In the aftermath of the worst flooding ever recorded in Mozambique in 2001, Low and Andrade worked together to convince OXFAM to fund the dissemination of the new OFSP varieties as part of the country’s post-emergency recovery programming. More than 122,000 farmers in flood affected regions received the new varieties for planting and were exposed to key nutrition messaging through community theater and other promotional materials. This was the birth of the “demand creation campaigns,” which branded the orange color of OFSP as a sign of healthy vitamin A rich foods. OFSP promoters in Mozambique are now known as the “Eat Orange team” and OFSP marketing materials such as t-shirts, umbrellas, signs, market stalls and motorcycles are awash with the trademark color. As a result, in 2013, an estimated 26% of all sweetpotato grown in Mozambique is OFSP and more than 1 million households have received improved high yielding OFSP materials.
Uganda
In Uganda sweetpotato is eaten widely, however, prior to Robert Mwanga’s work only the white-fleshed variety was consumed and the Ugandan government had prioritized other crops ahead of sweetpotato. Mwanga was the engine that convinced the government to change its position and helped to make sweetpotato research a national priority. He’s worked to replace white sweetpotatoes with beta-carotene rich OFSP. Under Mwanga’s guidance Uganda has become the sweetpotato support platform for East and Central Africa. He helped to establish the Roots and Tuber crops Program at the Namulonge research facility and developed a separate research program dedicated to the release of improved OFSP varieties. Sweetpotato breeders and technicians from 10 Sub-Saharan African countries have honed their sweetpotato breeding skills under his watch. Mwanga’s leadership has led to breakthroughs in understanding the underlying genetics of virus resistance while creating varieties that suit the local palette.

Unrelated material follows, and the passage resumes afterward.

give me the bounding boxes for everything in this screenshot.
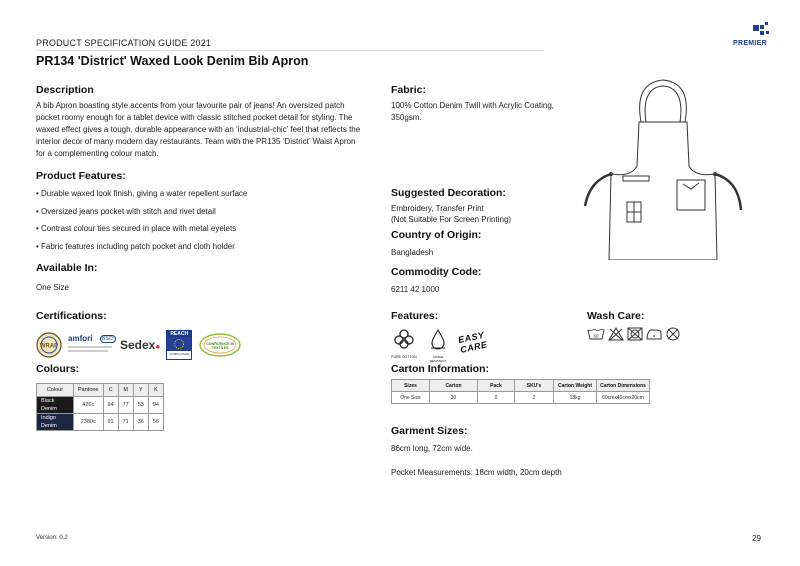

These three pioneers have dedicated themselves to disseminating OFSP knowledge. Throughout their work they emphasize OFSP’s diversity and how it can be used as: a basic food staple, as a vegetable (leaves and roots), for animal feed, as a snack food and as an ingredient in processed foods. Low’s research on the state of sweetpotato knowledge in Sub-Saharan Africa led to a series of Challenge Theme papers that helped launch the Sweetpotato for Profit and Health Initiative (SPHI) in 2009. The goal of SPHI was to reposition OFSP in African food economies, particularly in urban food markets; to reduce child malnutrition; and improve smallholder incomes. Since 2010, Low has spearheaded SPHI and manages its foundation project, the Sweetpotato Action for Security and Health in Africa (SASHA) financed by the Bill & Melinda Gates Foundation, now in its second five year phase.
Andrade, Low, and Mwanga are indeed visionaries. They follow in Borlaug’s footsteps of helping to feed a hungry world. Their research, mentorship, dedication, and forward thinking has helped to generate interest in nutrition sensitive agriculture. By putting OFSP in the hands of VAD affected communities they are providing tools for farming households to earn an income while getting essential nutrients on the family table.